La guardò fare uno sforzo per non dare seguito al gesto con la voce, scagliando le parole colme d'ira che poteva vedergli turbinare sul fondo degli occhi. Vide Iorio riscuotersi dall'annichilito silenzio in cui versava e tentare di intervenire per evitare lo scontro, ma Irina lo anticipò.

«Quindi dite che in molti potevano conoscere il suo potere» il tono di forzato disappunto avrebbe voluto camuffare il significato del pugno appena sferrato. Il sorriso di Learco si distese, i due si scambiarono un'occhiata che andava a riconoscere il valore dell'avversario.

«Esatto. Ci sono molti modi in cui Asmodeo o uno qualsiasi dei suoi burattini possano essersi procurati le informazioni sul dono di Lucrezia.»

«Quindi l'unica pista che ci rimane è il prigioniero» considerò assorta Irina. «Sono persuasa che la ricostruzione degli eventi del Capitano Iorio sia attendibile e che il prigioniero abbia avuto parte nell'omicidio della Badessa, magari anche solo come complice.»

«Sono d'accordo. Accantonerei subito l'ipotesi improbabile che dica la verità, che esista veramente una fiaba con un gigante Lorcon e passerei ad asserire che il nostro gigante fuggitivo è una creazione di Asmodeo con il nome di LorKon

«Significa dieci mani in lingua Yddan» disse Irina. «Un nome davvero inquietante.»

«Lingua Yddan?» domandò Iorio attento.

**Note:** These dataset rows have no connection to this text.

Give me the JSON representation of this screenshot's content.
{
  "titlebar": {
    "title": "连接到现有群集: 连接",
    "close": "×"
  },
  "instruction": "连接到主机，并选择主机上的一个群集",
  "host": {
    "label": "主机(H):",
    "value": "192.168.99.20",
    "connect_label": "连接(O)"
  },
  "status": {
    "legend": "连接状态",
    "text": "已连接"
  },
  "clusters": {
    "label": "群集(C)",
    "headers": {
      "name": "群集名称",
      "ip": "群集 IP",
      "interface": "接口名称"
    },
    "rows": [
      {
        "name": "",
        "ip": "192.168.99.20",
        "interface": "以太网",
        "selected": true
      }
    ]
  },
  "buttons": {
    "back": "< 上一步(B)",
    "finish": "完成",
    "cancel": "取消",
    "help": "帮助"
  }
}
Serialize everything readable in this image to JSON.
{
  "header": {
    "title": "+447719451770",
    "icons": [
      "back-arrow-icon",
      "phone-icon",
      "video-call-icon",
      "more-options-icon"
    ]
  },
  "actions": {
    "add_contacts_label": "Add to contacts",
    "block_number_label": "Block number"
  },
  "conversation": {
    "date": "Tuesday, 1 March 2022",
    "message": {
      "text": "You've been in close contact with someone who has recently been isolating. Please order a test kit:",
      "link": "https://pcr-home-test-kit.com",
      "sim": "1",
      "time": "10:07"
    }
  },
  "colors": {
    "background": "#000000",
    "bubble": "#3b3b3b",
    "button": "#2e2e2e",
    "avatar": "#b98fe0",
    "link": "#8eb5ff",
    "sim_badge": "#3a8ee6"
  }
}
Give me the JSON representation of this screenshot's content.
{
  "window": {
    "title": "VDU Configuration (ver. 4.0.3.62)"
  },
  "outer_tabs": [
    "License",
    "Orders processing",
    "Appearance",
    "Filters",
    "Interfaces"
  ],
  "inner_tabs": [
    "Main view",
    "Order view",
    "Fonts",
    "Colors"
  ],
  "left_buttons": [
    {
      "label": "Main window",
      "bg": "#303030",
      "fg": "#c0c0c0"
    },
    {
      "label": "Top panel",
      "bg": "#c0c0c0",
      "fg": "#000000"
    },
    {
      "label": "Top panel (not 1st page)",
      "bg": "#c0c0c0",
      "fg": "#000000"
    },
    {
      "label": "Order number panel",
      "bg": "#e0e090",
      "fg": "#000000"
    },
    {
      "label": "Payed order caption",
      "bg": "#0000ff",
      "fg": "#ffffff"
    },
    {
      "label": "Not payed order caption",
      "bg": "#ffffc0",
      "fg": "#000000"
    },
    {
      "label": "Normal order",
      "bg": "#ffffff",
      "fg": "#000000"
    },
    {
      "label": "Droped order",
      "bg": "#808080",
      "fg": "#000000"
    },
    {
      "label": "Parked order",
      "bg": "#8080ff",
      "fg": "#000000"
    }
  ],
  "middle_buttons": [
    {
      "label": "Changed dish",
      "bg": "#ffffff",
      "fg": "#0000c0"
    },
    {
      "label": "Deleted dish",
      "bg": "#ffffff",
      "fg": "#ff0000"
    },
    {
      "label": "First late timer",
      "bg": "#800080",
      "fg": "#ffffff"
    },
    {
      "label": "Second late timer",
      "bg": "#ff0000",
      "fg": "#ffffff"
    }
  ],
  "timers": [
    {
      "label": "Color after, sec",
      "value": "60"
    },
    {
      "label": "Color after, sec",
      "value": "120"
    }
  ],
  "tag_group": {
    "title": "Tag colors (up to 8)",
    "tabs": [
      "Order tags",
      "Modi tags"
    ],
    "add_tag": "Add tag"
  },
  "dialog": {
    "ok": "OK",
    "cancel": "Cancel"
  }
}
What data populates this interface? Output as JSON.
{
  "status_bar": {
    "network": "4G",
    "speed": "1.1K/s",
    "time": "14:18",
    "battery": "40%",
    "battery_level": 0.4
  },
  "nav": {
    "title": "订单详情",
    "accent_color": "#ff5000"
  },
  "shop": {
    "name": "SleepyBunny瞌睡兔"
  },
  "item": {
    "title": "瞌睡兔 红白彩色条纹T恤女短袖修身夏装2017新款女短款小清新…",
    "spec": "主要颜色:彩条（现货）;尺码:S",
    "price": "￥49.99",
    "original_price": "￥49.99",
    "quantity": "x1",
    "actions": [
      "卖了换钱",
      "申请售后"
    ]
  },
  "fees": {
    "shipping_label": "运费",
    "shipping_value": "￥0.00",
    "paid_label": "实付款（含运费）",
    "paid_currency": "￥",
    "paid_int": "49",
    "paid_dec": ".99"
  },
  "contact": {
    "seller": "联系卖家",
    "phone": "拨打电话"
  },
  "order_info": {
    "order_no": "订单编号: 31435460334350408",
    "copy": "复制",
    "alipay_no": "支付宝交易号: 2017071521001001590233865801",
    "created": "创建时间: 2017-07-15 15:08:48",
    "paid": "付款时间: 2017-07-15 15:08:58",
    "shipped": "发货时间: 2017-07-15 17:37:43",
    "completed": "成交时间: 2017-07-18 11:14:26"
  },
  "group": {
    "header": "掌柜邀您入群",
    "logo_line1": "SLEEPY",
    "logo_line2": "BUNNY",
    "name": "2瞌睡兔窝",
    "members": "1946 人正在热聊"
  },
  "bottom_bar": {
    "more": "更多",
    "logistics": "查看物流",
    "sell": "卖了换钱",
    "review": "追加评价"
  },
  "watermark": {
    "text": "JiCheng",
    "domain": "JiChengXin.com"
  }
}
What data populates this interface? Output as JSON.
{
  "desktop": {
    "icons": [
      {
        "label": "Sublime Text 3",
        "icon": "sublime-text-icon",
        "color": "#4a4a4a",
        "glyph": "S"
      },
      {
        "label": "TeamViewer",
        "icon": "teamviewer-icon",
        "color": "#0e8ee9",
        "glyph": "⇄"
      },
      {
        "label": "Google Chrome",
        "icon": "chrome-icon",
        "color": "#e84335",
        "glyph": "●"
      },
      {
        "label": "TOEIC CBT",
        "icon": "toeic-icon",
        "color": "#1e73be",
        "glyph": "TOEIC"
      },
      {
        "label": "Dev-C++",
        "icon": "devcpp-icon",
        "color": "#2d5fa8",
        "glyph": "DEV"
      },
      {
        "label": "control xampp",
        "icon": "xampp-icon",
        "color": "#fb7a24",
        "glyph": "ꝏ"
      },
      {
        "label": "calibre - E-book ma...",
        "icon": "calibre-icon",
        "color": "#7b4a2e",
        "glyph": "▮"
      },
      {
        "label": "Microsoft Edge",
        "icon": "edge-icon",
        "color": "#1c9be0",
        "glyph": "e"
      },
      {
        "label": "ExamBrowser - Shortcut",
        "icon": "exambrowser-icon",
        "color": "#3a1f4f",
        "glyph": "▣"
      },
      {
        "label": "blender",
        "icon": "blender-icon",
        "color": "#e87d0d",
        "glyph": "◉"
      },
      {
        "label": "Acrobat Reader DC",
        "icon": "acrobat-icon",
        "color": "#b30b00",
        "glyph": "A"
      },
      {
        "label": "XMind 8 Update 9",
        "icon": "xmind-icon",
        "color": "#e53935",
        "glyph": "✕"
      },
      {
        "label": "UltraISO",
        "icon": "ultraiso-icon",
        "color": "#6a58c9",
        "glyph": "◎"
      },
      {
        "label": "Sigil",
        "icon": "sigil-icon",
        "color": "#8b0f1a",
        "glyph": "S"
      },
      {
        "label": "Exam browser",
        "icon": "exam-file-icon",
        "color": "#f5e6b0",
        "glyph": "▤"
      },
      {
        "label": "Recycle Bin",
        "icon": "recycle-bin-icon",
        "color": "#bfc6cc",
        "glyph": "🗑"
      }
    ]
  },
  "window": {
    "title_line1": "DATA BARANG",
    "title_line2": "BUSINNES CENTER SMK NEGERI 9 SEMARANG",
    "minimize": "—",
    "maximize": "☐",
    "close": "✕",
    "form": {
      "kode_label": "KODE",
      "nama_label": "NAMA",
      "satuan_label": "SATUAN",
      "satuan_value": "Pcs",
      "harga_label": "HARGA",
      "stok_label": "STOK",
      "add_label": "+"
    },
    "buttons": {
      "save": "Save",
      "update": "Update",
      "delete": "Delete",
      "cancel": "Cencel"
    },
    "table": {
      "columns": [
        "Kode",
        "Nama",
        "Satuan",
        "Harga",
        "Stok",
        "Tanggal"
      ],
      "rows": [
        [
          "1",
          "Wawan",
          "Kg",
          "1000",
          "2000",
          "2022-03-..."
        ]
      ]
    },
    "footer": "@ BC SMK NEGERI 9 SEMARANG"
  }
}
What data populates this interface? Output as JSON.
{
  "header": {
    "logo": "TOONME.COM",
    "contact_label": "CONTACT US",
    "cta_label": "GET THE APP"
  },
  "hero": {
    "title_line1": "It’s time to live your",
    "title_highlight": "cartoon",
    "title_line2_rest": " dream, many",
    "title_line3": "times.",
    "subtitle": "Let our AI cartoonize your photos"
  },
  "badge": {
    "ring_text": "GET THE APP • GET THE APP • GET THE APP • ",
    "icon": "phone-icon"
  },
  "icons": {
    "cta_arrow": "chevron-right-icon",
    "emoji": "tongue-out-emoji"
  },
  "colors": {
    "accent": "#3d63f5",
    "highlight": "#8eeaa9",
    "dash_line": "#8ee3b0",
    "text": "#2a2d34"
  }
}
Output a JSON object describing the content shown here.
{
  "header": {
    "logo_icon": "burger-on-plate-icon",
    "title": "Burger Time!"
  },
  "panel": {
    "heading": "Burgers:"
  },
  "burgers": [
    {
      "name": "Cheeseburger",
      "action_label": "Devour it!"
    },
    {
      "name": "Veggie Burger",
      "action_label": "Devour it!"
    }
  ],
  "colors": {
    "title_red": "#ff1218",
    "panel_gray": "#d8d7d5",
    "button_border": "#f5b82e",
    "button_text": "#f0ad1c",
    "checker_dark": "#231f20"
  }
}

Adesso comprendeva la curiosità del venerabile Learco sul nome del gigante durante il resoconto delle indagini.

«È la lingua dell'alchimia» disse Irina.

«Non è proprio corretto definire la lingua Yddan come lingua dell'alchimia, ma andiamo avanti » commentò Learco, incapace di trattenersi dal bacchettare l'Inquisitrice. «Il fatto che il prigioniero abbia rivelato quel nome indica due cose: la prima è che Nicodemo di Cafria conosce quel nome perché è un uomo del Fabbricante, probabilmente anch'egli una sua creatura; la seconda che il suo grado nella gerarchia tra le fila di Asmodeo deve essere basso poiché non ha compreso l'importanza dell'informazione che ci ha rivelato. Usare il vero nome del gigante conferma sia la sua vera natura che l'identità del suo Padrone.»

«Volete dire che l'uomo rinchiuso nelle prigioni è un mostro creato dal Necromante?!» domandò Iorio sconvolto, ma Irina non perse tempo a dargli una risposta ovvia.

«Questo ci porta in un altro vicolo cieco. Non ci dirà niente, neanche sotto tortura, teme il suo Padrone più del dolore e della morte.»

«Giusto» annuì Learco. «Interrogarlo sarà inutile, ma questo non significa che siamo in un vicolo cieco. Il fatto che il nostro uomo sia un soldato semplice ci dice che dovrà avere altri ordini prima o poi.»

Fece una pausa per premere altro tabacco nella sua pipa, notando compiaciuto il lampo di comprensione negli occhi dell'Inquisitrice, poi si rivolse a Iorio che sembrava ancora incapace di venire a patti con la quantità di orrore che gli era appena piovuta addosso.

«Ragazzo che ne dici di rilasciare il nostro prigioniero?»

Si aspettava proteste e incredulità, ma fu il suo turno di restare sorpreso.

«Ci condurrà dalla mente che ha ordito l'omicidio» disse lento Iorio, come se la sua mente stesse riemergendo da un pozzo profondo. «Lo farò seguire a debita distanza dai miei fino a quando non svelerà con le sue azioni chi sia il vero colpevole.»

Learco sorrise compiaciuto. Sapeva che il ragazzo non era uno stupido e ne aveva appena dato nuova dimostrazione.